The Nationals MP says ‘reluctance’ over the use of adoption programs is based on unfounded fears of creating another Stolen Generation.
Assistant Minister for Children David Gillespie says permanent adoptions should play a greater role in finding new homes for child abuse victims who can no longer live at home, including in Indigenous communities.
The Nationals MP said a government report released last week revealed a “crisis” in the national child protection system, with more than 32,000 children spending more than two years living in foster care.
By comparison, only 143 permanent adoptions were approved in 2016-17, government data shows.
Mr Gillespie said a guideline that urges child protection agencies to place Indigenous children within Aboriginal communities wherever possible was a “sound principle” but did not work in all cases.
“If there isn’t a safe, stable, caring kith-and-kin relationship available or possible, we should look at all options,” Mr Gillespie told SBS News on Tuesday.
“We need to look at open adoption,” Mr Gillespie said, confirming he would soon discuss the matter with Indigenous affairs minister Nigel Scullion and state counterparts.
“Permanency is what children need, they need stability.”
The government report found Indigenous children were placed in the care of relatives or other Indigenous carers in 68 percent of cases in 2016-17.

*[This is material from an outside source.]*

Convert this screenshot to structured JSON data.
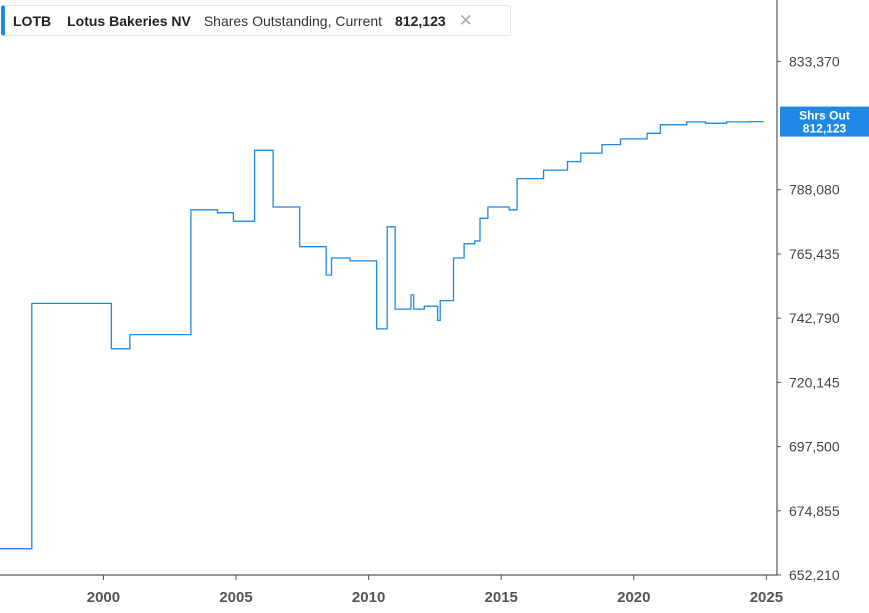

Earlier on Tuesday, the Courier Mail ran a headline claiming Mr Gillespie wanted to let ‘white families’ adopt Aboriginal child abuse victims.

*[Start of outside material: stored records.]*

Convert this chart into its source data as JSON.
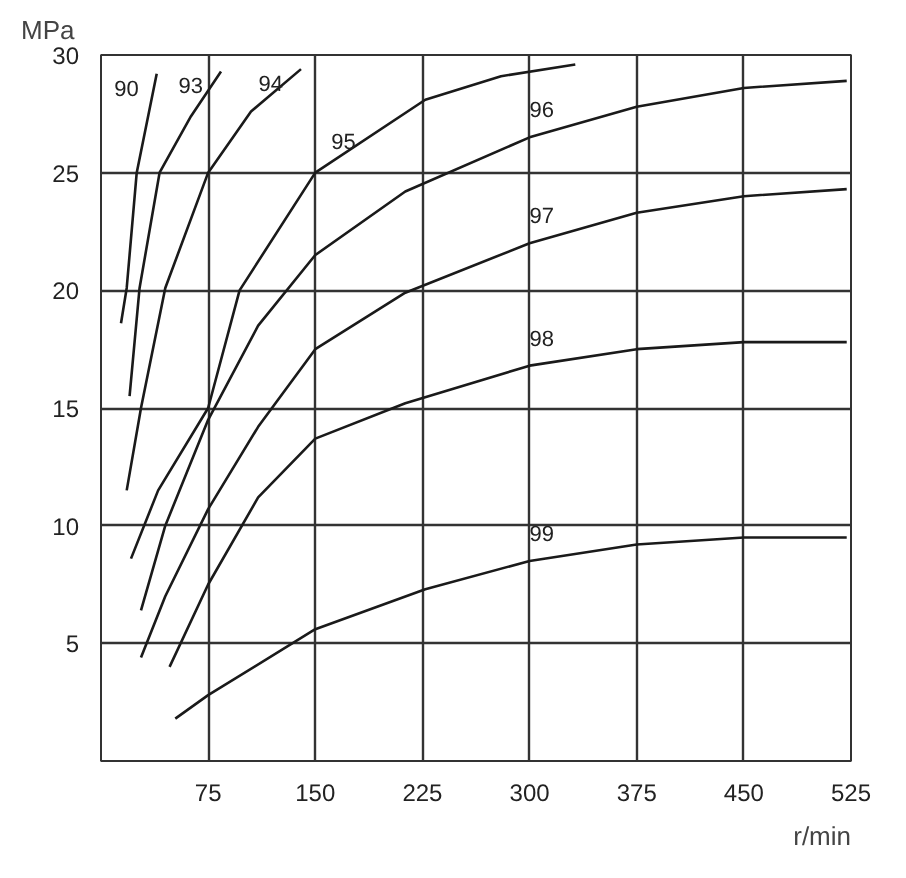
{
  "chart_data": {
    "type": "line",
    "xlabel": "r/min",
    "ylabel": "MPa",
    "xlim": [
      0,
      525
    ],
    "ylim": [
      0,
      30
    ],
    "xticks": [
      75,
      150,
      225,
      300,
      375,
      450,
      525
    ],
    "yticks": [
      5,
      10,
      15,
      20,
      25,
      30
    ],
    "grid": true,
    "marker": "none",
    "line_style": "solid",
    "series": [
      {
        "name": "90",
        "color": "#1a1a1a",
        "x": [
          14,
          18,
          25,
          32,
          39
        ],
        "values": [
          18.6,
          20.1,
          25,
          27.1,
          29.2
        ]
      },
      {
        "name": "93",
        "color": "#1a1a1a",
        "x": [
          20,
          27,
          41,
          63,
          84
        ],
        "values": [
          15.5,
          20.1,
          25,
          27.4,
          29.3
        ]
      },
      {
        "name": "94",
        "color": "#1a1a1a",
        "x": [
          18,
          28,
          45,
          75,
          105,
          140
        ],
        "values": [
          11.5,
          15,
          20.1,
          25,
          27.6,
          29.4
        ]
      },
      {
        "name": "95",
        "color": "#1a1a1a",
        "x": [
          21,
          40,
          75,
          97,
          150,
          227,
          280,
          332
        ],
        "values": [
          8.6,
          11.5,
          15,
          20,
          25,
          28.1,
          29.1,
          29.6
        ]
      },
      {
        "name": "96",
        "color": "#1a1a1a",
        "x": [
          28,
          45,
          75,
          110,
          150,
          213,
          300,
          375,
          450,
          522
        ],
        "values": [
          6.4,
          10,
          14.5,
          18.5,
          21.5,
          24.2,
          26.5,
          27.8,
          28.6,
          28.9
        ]
      },
      {
        "name": "97",
        "color": "#1a1a1a",
        "x": [
          28,
          45,
          75,
          110,
          150,
          213,
          300,
          375,
          450,
          522
        ],
        "values": [
          4.4,
          7,
          10.7,
          14.2,
          17.5,
          19.9,
          22,
          23.3,
          24,
          24.3
        ]
      },
      {
        "name": "98",
        "color": "#1a1a1a",
        "x": [
          48,
          75,
          110,
          150,
          213,
          300,
          375,
          450,
          522
        ],
        "values": [
          4,
          7.5,
          11.2,
          13.7,
          15.2,
          16.8,
          17.5,
          17.8,
          17.8
        ]
      },
      {
        "name": "99",
        "color": "#1a1a1a",
        "x": [
          52,
          75,
          150,
          227,
          300,
          375,
          450,
          522
        ],
        "values": [
          1.8,
          2.8,
          5.6,
          7.3,
          8.5,
          9.2,
          9.5,
          9.5
        ]
      }
    ]
  }
}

But Mr Gillespie told SBS News he wanted adoptions to be more common for both Indigenous and non-Indigenous children. “I’ve never looked at life through the prism of race or culture,” he said.
Indigenous children are seven times more likely to find themselves in the child protection system than non-Indigenous children, according to the report, making up 37 percent of the long-term foster care population.
“There’s a fear that we would create another Stolen Generation but I’m not advocating that,” Mr Gillespie said.
“I’m looking at open adoption where the family knows where the child is and the child knows where the family is, but they’re in a permanent safe caring environment.”
The National Congress of Australia’s First Peoples released a statement saying any changes to the system should be designed in consultation with Indigenous groups.
“National Congress agrees that vulnerable children should be removed, but we are troubled by the knowledge from past Royal Commissions of the dangers of neglect and abuse perpetrated within institutions and of the failures of many out-of-home-care alternatives,” the peak Indigenous body wrote.
“We desperately need to know: where we are removing our children to? Their new environment must allow them to thrive.”